Dansko
- Company type: Private/Employee Owned
- Industry: Footwear
- Founders: Peter Kjellerup and Mandy Cabot
- Headquarters: West Grove, Pennsylvania, United States
- Area served: North America, Asia, Australia, and New Zealand
- Key people: Mandy Cabot, CEO
- Products: Clogs and other footwear
- Number of employees: 185
- Website: dansko.com

= Dansko =

American footwear company

Dansko is a comfort footwear company based in West Grove, Pennsylvania. Dansko was founded in 1990 by husband and wife team, Peter Kjellerup and Mandy Cabot. Most well known for its clogs, Dansko also makes dress and casual shoes, sandals, and boots.

==History==
On a trip to Denmark in the late 1980s, Mandy Cabot and Peter Kjellerup came across clogs that worked well for their equestrian needs. The couple operated a farm where they worked as horse trainers and dressage instructors. After bringing back clogs for their farm staff on several trips to Denmark, Cabot and Kjellerup decided to establish Dansko in 1990. Dansko has since added several shoe styles, including sandals, boots, heels, flats, and more types of clogs. Inc. Magazine named Dansko in its list of 500 fastest-growing private companies in 1999 and 2000.

In 2012, 80% of Dansko's shoes were made in China; 20% in Italy. In early years, the company worked with a Danish partner and manufactured shoes in Europe (including Poland). Beginning in 1995, the company attempted to manufacture some product in the US but challenges related to lack of expertise in the labor force were deemed insurmountable and much manufacturing was shifted to China.
In an effort to increase operational efficiency, Dansko opened a new, larger facility with 46 Kiva robots to assist with processing order fulfillment needs in November 2012. Also, at the new facility, distance walked by employees during a workday decreased.

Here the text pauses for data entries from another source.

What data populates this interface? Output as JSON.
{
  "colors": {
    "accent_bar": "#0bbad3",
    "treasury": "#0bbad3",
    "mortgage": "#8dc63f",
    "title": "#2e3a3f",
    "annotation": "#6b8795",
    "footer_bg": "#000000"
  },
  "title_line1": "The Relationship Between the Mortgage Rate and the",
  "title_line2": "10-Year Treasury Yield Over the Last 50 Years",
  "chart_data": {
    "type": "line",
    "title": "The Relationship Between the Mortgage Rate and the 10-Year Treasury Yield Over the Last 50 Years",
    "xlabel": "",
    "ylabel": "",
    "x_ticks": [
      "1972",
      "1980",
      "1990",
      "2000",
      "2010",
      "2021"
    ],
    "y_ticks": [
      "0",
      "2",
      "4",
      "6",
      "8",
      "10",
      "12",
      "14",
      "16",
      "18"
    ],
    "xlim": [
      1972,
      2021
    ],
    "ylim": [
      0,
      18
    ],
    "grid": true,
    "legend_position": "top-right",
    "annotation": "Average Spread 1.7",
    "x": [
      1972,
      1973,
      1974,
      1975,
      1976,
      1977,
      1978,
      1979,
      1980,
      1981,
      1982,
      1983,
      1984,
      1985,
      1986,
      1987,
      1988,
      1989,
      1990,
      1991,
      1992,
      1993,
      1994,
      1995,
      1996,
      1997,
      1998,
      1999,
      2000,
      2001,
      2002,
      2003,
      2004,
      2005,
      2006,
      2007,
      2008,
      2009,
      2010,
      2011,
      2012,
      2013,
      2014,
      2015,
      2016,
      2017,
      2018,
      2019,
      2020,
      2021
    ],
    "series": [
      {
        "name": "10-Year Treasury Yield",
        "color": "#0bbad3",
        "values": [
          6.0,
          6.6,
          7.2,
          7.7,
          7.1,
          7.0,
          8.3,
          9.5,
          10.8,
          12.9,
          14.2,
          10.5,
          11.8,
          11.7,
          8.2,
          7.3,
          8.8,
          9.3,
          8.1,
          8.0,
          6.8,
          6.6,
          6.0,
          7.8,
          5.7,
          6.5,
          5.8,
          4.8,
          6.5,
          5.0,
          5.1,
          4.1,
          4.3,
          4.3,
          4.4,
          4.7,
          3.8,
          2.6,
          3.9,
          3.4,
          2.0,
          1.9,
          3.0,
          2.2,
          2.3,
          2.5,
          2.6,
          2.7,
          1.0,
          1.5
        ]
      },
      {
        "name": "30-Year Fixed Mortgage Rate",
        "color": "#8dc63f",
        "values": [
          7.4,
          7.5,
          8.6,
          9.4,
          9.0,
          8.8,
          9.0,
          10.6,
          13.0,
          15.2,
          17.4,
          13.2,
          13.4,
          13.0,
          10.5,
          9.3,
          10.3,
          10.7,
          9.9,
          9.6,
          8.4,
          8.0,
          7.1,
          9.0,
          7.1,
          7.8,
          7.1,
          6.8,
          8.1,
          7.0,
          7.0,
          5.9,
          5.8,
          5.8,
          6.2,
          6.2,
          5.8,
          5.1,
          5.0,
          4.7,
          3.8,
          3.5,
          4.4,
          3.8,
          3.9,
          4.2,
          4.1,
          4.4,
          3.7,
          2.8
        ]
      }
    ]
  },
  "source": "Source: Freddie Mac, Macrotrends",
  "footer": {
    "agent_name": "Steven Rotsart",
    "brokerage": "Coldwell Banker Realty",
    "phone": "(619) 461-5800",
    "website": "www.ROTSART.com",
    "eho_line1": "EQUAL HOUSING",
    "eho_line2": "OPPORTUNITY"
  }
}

The Dansko Foundation, a non-profit run by employees, was founded in 2003. In 2005, Dansko launched its Employee Stock Ownership Plan (ESOP), which fosters employee ownership. The company was able to buy back all previously-issued stock and operate as a completely employee owned company by 2012. In 2007, Dansko started selling beyond North America, with vendors in Australia, New Zealand, Asia and Europe. Dansko is sold at 2,500 retailers which include department stores, shoe stores, and online retailers.

In July 2014, Dansko clogs were featured in a photo displaying the Normcore fashion trend alongside Dolce & Gabbana. Today Style featured Dansko's Trista clog as one of the most comfy shoes. In September 2014, Dansko was recognized on B Corp's "Best for Workers" list.

==Shoe features==
Dansko clogs feature anatomically contoured arch support, a rocker-bottom sole and a slightly raised heel. These features are meant to offer increased shock absorbency, extra stability and ease leg and back muscles of wearers who stand or walk for many hours a day. Dansko shoes are particularly popular with occupational professionals who spend most of the day on their feet, like teachers, chefs, and those in the medical field, but are also worn by others for comfort and support. Most Dansko shoes have the Seal of Acceptance from the American Podiatric Medical Association (APMA) and many styles are slip-resistant. Footwear Plus Magazine has awarded Dansko with the "Plus Award" in the Women's Comfort category eight times.

==Dansko Foundation==
The Dansko Foundation is a nonprofit corporation founded in 2003 to benefit philanthropy, voluntarism, and grant making foundations. The Dansko Foundation is staffed by Dansko employees, who are given 20 hours of paid time off a year with which to volunteer. Dansko also makes a charitable donation equal to the employee's salary for hours an employee volunteered.

==Certifications==
The Delaware Valley Green Building Council and the American Sustainable Business Council have recognized Dansko's environmental efforts. Both Dansko's headquarters and distribution center are LEED certified buildings. Dansko has been a B-Corporation certified company since December 2007. The American Podiatric Medical Association (APMA) has awarded many Dansko shoe styles its Seal of Acceptance, which recognizes products that promote quality foot health.